The global burden of cancer continues to increase, and with it the urgent need to develop new treatments for common and rare malignancies. Oncolytic viruses (OV) have immense potential as cancer immunotherapeutics. Advances in molecular biology, immunology, genetic engineering, virology and our increased understanding of the complexity of the tumour microenvironment (TME) have supported their development over the last 30 years.

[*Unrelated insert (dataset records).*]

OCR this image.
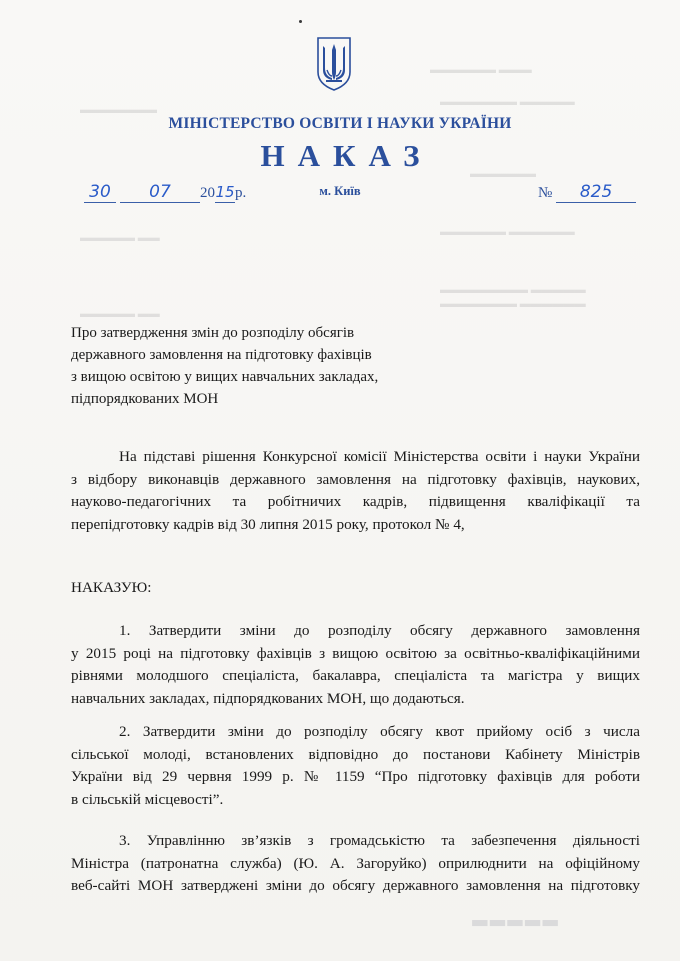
▬▬▬ ▬▬▬▬▬▬
▬▬▬▬▬ ▬▬▬▬▬▬▬
▬▬▬▬▬▬▬
▬▬▬▬▬▬
▬▬▬▬▬▬ ▬▬▬▬▬▬
▬▬ ▬▬▬▬▬
▬▬▬▬▬ ▬▬▬▬▬▬▬▬
▬▬▬▬▬▬ ▬▬▬▬▬▬▬
▬▬ ▬▬▬▬▬
МІНІСТЕРСТВО ОСВІТИ І НАУКИ УКРАЇНИ
НАКАЗ
30 07 2015р.	м. Київ	№ 825
Про затвердження змін до розподілу обсягів
державного замовлення на підготовку фахівців
з вищою освітою у вищих навчальних закладах,
підпорядкованих МОН
На підставі рішення Конкурсної комісії Міністерства освіти і науки України
з відбору виконавців державного замовлення на підготовку фахівців, наукових,
науково-педагогічних та робітничих кадрів, підвищення кваліфікації та
перепідготовку кадрів від 30 липня 2015 року, протокол № 4,
НАКАЗУЮ:
1. Затвердити зміни до розподілу обсягу державного замовлення
у 2015 році на підготовку фахівців з вищою освітою за освітньо-кваліфікаційними
рівнями молодшого спеціаліста, бакалавра, спеціаліста та магістра у вищих
навчальних закладах, підпорядкованих МОН, що додаються.
2. Затвердити зміни до розподілу обсягу квот прийому осіб з числа
сільської молоді, встановлених відповідно до постанови Кабінету Міністрів
України від 29 червня 1999 р. № 1159 “Про підготовку фахівців для роботи
в сільській місцевості”.
3. Управлінню зв’язків з громадськістю та забезпечення діяльності
Міністра (патронатна служба) (Ю. А. Загоруйко) оприлюднити на офіційному
веб-сайті МОН затверджені зміни до обсягу державного замовлення на підготовку
▬▬▬▬▬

Originally regarded as novel cytotoxics (viral oncolysis), it was clear early on that tumour killing by OV led to innate and adaptive immune responses, migration of inflammatory cells into the TME as well as antigen-specific responses and induction of immune memory. Progress with wild type, bioselected and engineered OV continues and as yet, frustratingly, it is unclear which is the ‘best’ or most efficacious virus and/or payload, delivery method, dose, treatment schedule or type of cancer to treat. Both preclinically and in patient trials I have investigated a number of OV and number of payloads and combinations including chemotherapy, radiotherapy, immune checkpoint inhibitors, tyrosine kinase inhibitors and epigenetic modifiers. Enormous progress with oncolytic herpesvirus type1, vaccinia virus, adenovirus, reovirus and measles virus in the clinic have allowed evaluation in the context of phase 2 and phase 3 studies. The most successful strategy to date has been Talimogene laherparepvec (T-VEC), an oncolytic herpesvirus type 1 expressing GM-CSF which I evaluated as principal investigator in the pivotal phase 1 study, and which was granted FDA approval in 2010. This virus is now used routinely in the national health service as a treatment for malignant melanoma. Other viruses such as CG0070 (adenovirus expressing GM-CSF) have recently received FDA approval for the treatment of non-muscle bladder cancer and will also enter the clinical arena.

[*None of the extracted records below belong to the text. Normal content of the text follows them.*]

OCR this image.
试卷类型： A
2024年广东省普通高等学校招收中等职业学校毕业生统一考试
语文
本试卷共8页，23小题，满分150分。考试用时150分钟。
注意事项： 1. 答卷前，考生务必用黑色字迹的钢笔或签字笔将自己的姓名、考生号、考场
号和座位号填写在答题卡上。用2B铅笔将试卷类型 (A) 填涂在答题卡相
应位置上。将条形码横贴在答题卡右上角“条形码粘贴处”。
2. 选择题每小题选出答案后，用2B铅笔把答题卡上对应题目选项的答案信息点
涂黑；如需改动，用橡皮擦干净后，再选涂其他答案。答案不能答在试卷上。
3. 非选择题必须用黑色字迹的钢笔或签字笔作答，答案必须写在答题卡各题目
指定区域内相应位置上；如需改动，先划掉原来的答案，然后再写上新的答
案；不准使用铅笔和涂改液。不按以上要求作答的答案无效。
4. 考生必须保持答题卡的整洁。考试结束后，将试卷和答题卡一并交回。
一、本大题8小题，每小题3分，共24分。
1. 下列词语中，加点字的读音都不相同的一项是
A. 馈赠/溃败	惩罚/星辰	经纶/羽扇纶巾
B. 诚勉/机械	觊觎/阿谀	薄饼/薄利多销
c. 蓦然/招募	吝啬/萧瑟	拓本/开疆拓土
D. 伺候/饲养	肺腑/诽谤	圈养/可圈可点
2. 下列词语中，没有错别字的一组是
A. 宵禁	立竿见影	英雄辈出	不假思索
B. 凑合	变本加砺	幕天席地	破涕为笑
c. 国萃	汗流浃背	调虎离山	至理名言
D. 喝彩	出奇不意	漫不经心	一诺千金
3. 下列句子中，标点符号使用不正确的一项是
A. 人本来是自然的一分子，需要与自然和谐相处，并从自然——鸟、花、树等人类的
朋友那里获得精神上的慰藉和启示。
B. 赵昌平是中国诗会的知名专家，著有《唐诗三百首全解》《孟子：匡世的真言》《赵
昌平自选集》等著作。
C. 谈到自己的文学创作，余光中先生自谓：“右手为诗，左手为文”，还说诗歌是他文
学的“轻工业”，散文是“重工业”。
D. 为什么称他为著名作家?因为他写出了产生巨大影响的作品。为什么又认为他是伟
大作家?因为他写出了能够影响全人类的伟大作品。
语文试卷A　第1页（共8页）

Despite a modest number of studies being approved or even reaching the phase 2/3 stage, the continuing interest in these agents is based on their ability to perform as multifunctional immunotherapeutics through numerous complex mechanisms. OV can quickly alter the TME by inflammation, induce anti-tumour immunity by triggering of immunogenic cell death in cancer cells, trigger innate and adaptive immune responses and making otherwise immune checkpoint inhibitor refractory cancer more conducive to responding by combination with virus killing. Their clinical safety profile has been very favourable with no reversion to wild type or toxicity due to latency.

The large number of failed trials, however, reflect our limitations despite having at our disposal these agents with disease modifying potential. These limitations include our inability to identify optimal payload (single, multiple) and choice of target. As most OV programs have not targeted specific cancers from the onset, almost all are limited by impaired infection, impaired replication3

and poor immune activation in certain cancers through their TME make-up (hypoxia, acid environment, pro-tumour cell infiltrate, collagen and desmoplastic reactions making the tumour less vascular and increasing intra-tumoral interstitial pressure). In addition, suboptimal delivery through neutralisation by anti-viral antibodies, binding to liver/spleen and injection route reduces the intra-tumoral biodistribution and therefore magnitude of viral killing and downstream effectors.

Many of these issues are being addressed now. It may be that we already have one or more ‘game changing’ viruses already if we could use them optimally. Attention is now sharply focused to overcome these known limitations. These include careful patient selection (e.g. limiting only to those expressing very high levels of target and by other biomarkers), treating in the neoadjuvant or adjuvant context where there is a less hostile TME and lower disease burden, use of adaptive trial design and novel delivery of OV through attenuation of antiviral responses and/or the use of nanoparticle carriers. This next stage will begin to see OV moving to the first and second line setting for common and rare cancers.

Finally, one solution may be designing an oncolytic virus specifically based on the unique biology of a specific cancer rather than conventionally developing a more generic OV and apply to multiple cancers, and then spending enormous resources to see which indication it works best in. Our oncolytic herpesvirus expressing a TLR5 agonist and IL-15 has been engineered specifically for the treatment of non-muscle invasive bladder cancer, based on the complex biology of this disease at the non-invasive stage, and its response to BCG. This approach may herald an alternative, rapid, focused and resource-efficient perspective for the treatment of other cancers, and extend to malignancies that remain unresponsive to current cancer treatments.